Beberapa minggu yang lalu. Sebelum tragedi pembalasan dendam dimulai.
Dalam temaramnya cahaya lampu kamar, aku membuka kembali sebuah buku. Buku kecil yang sudah ratusan kali kubaca, entah saat masih berupa kepingan kata dalam pikiran, hingga kini sudah berbentuk dalam sebuah cetakan.
Aku mencoba meraba lembar demi lembar. Kupejamkan mata. Catatan ini hanya sebuah buku kecil selayaknya buku lain. Hurufnya tidak timbul. Cetakannya datar. Sejatinya tidak akan terbaca dengan cara meraba sambil memejamkan mata. Tapi entah mengapa aku merasa tahu letak setiap kata-katanya.

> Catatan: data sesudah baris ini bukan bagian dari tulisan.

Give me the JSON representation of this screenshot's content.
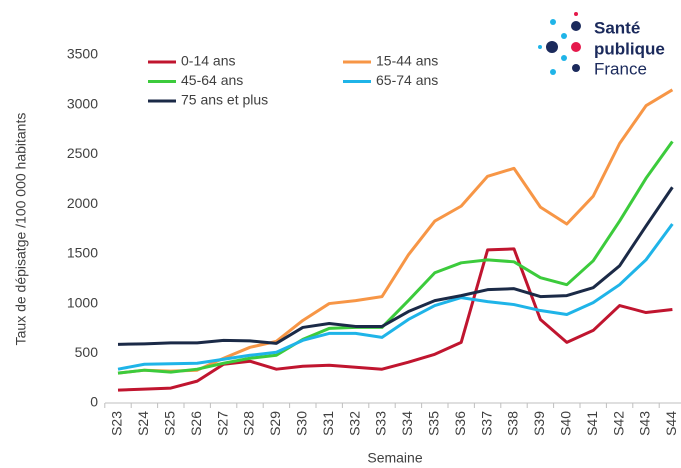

Tanganku masih saja gemetar. Sama seperti saat pertama kali menuliskannya. Kata demi kata yang kutulis mengingatku akan kejadian masa lalu. Ingatanku berjalan mundur, berproses menemukan sekeping kenangan. Rasa sakit, kemarahan, serta emosi tak tertahankan. Semua itu membutuhkan pelampiasan.
“Ah,” desisku perlahan. Kurasakan kembali sensasi itu. Kelegaan luar biasa setelah membalaskan dendam. Saat dimana label seorang pembunuh telah resmi tersemat. Meski tidak ada orang yang tahu hingga kini.
Kuputuskan membuka mata. Untuk terakhir kalinya aku memeriksa, meskipun aku yakin hafal setiap katanya. Aku tidak ingin ada kesalahan di dalamnya. Buku kecil ini akan jadi pembuktian, apakah Tuhan akan menahanku melakukan pembunuhan berikutnya.